Dans Les perles, on fait la connaissance de la flamboyante Stéphanie (Bianca Gervais), qui élève seule ses filles Laurence (Cassandra Latreille), née de père inconnu, et Juliette (Anouk Tanguay), fille de Yoan (Lucien Ratio) — adulescent irresponsable avec qui sa nouvelle blonde, Coralie (Camille Felton), rêve de fonder une famille.
Incarnant à la perfection cette mère qui traverse plusieurs zones de turbulences, Bianca Gervais a su créer avec ses jeunes partenaires de jeu, ses « chums de filles », une telle complicité que chaque scène qu’elle partage avec l’une et l’autre se révèle un moment de grâce.
« Il y a eu beaucoup de travail en amont, des lectures, des répétitions ; on avait aussi un lexique enregistré par Erika pour bien prononcer les expressions, raconte celle qui a commencé à jouer à huit ans. On avait du stock rough à jouer, mais on avait établi qu’on resterait dans le plaisir. Je voulais leur donner ce dont j’aurais eu besoin à leur âge. On a instauré le retour de lunch dansant pour sortir tout le drame. On allait aussi souper ensemble. La relation que vous voyez à l’écran n’est pas fabriquée ; on l’a tissée en amont du tournage et pendant qu’on tournait parce qu’il fallait que Les perles, ça soit solide, vrai et spontané. Et là, on s’en va manger un cornet de crème à glace ! »
Deux solitudes
À défaut de pouvoir compter sur Yoan, Stéphanie peut se tourner vers sa meilleure amie, Cynthia (Sharon Fontaine-Ishpatao, révélée dans Kuessipan, de Myriam Verreault). D’un soutien indéfectible, Cynthia a parfois tendance à trop en faire, ce qui a pour effet de mettre Stéphanie dans le pétrin. À travers ce personnage, Erika Soucy a voulu aborder un pan de la réalité des Autochtones de la Côte-Nord.

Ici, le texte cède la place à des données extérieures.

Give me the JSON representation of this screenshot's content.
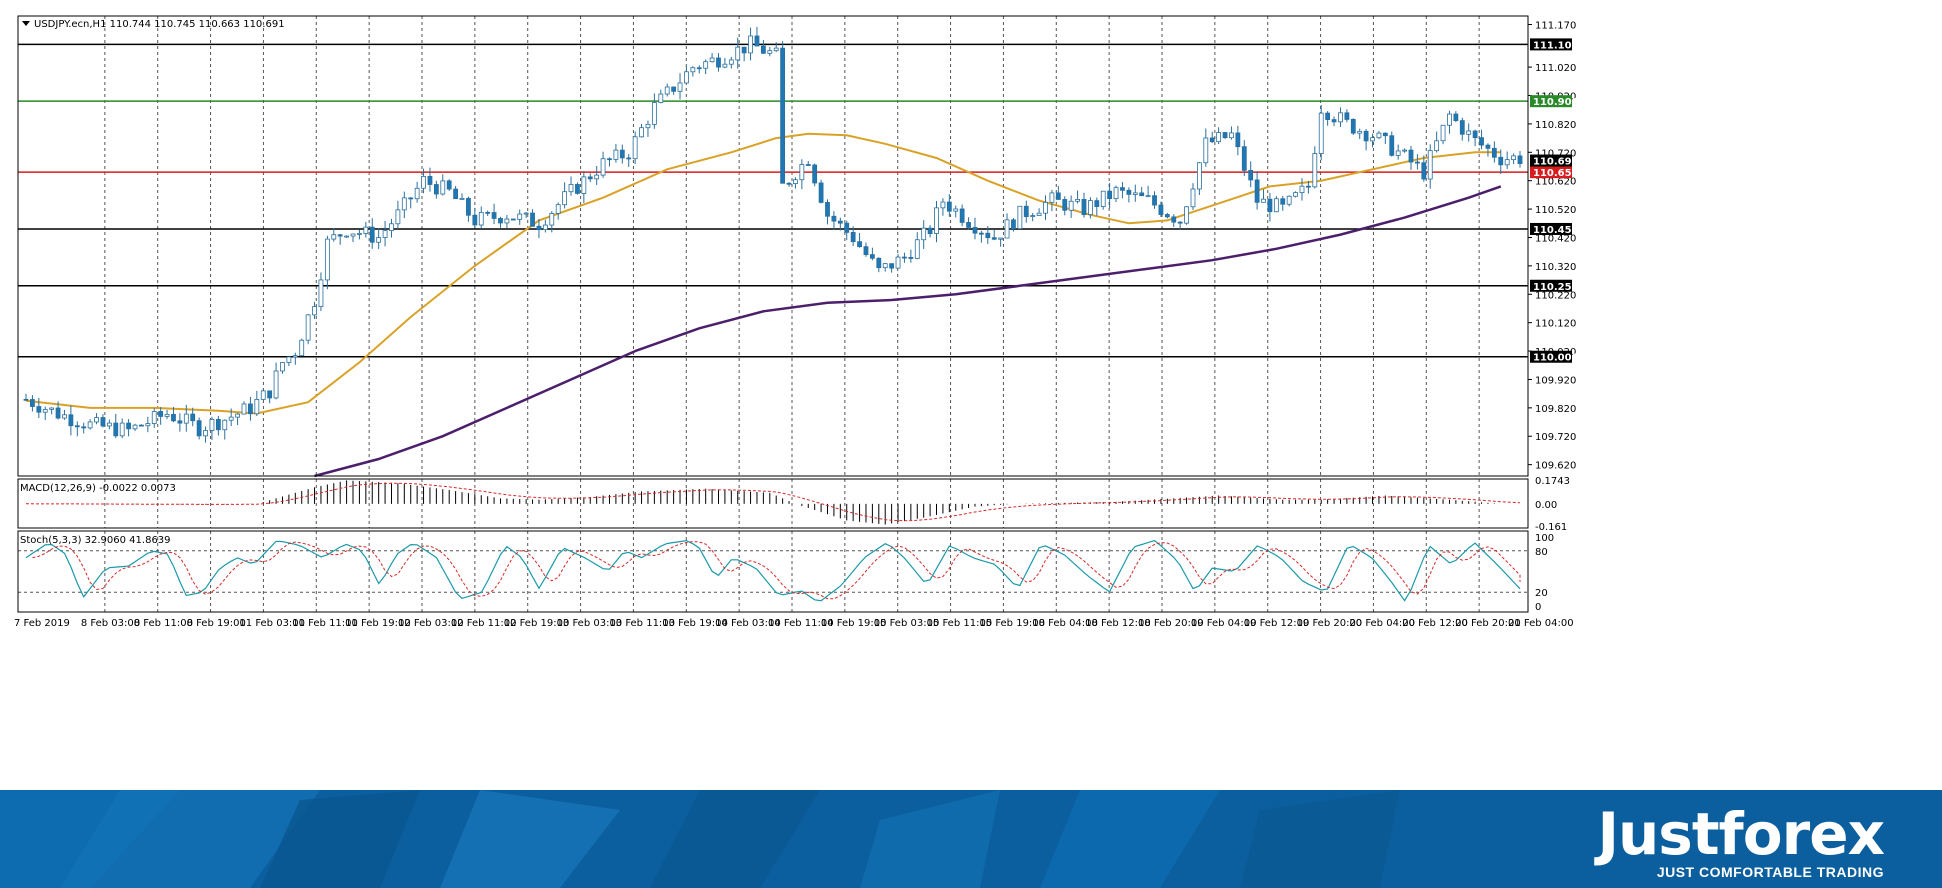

« Par chez nous, une Blanche et une Innue meilleures amies, ça n’existe pas. En tout cas, j’en ai jamais vu, se rappelle l’autrice. C’est un statement. C’est deux solitudes. Ça tend à changer, mais il y a encore du chemin à faire. Comme Cynthia, les enfants de la série ont été placés dans des familles allochtones ; c’est le seul contact que j’ai eu avec les Premières Nations pendant mon enfance parce que mes tantes étaient famille d’accueil. C’est donc à travers ce prisme que j’écris sur eux. J’ai développé le personnage de Cynthia avec une amie innue de Mashteuiatsh, qui a suivi un stage d’écriture, assisté à tous nos brainstorms et lu toutes les versions des scénarios. »
Pour transposer à l’écran l’univers d’Erika Soucy, le producteur au contenu Patrick Lowe a fait appel à Hervé Baillargeon, à qui l’on doit les deux premières saisons de l’émouvante série de Simon Boulerice, Six degrés. « Il fallait que ça bouge, révèle le réalisateur, qui a privilégié la caméra épaule par souci de réalisme. Je voulais des moments de cinéma, des moments où ça respire. Il y a des scènes où je disais aux acteurs de bouger comme ils le voulaient pour que ce soit naturel. J’ai vraiment essayé d’épouser l’énergie des comédiens. »
Autour de Stéphanie évoluent des personnages truculents, dont le maire du village (Normand Canac-Marquis) et son assistante, que l’on aimera détester, la redoutable Mme Caron (Chantal Baril). Au fil des épisodes, on découvrira les liens qui unissent Stéphanie au couple que forment Esther (Linda Malo) et Martin (Bruno Marcil), parents d’Antoine (Isaac Brosseau), camarade de Laurence. Sans oublier Donald (Claude Despins), père de Stéphanie.
Seul petit bémol dans cette série au charme irrésistible : certains dialogues sont totalement inaudibles. Problèmes de son ou de diction ? Espérons que l’on saura régler ce problème pour la deuxième saison, déjà en préparation.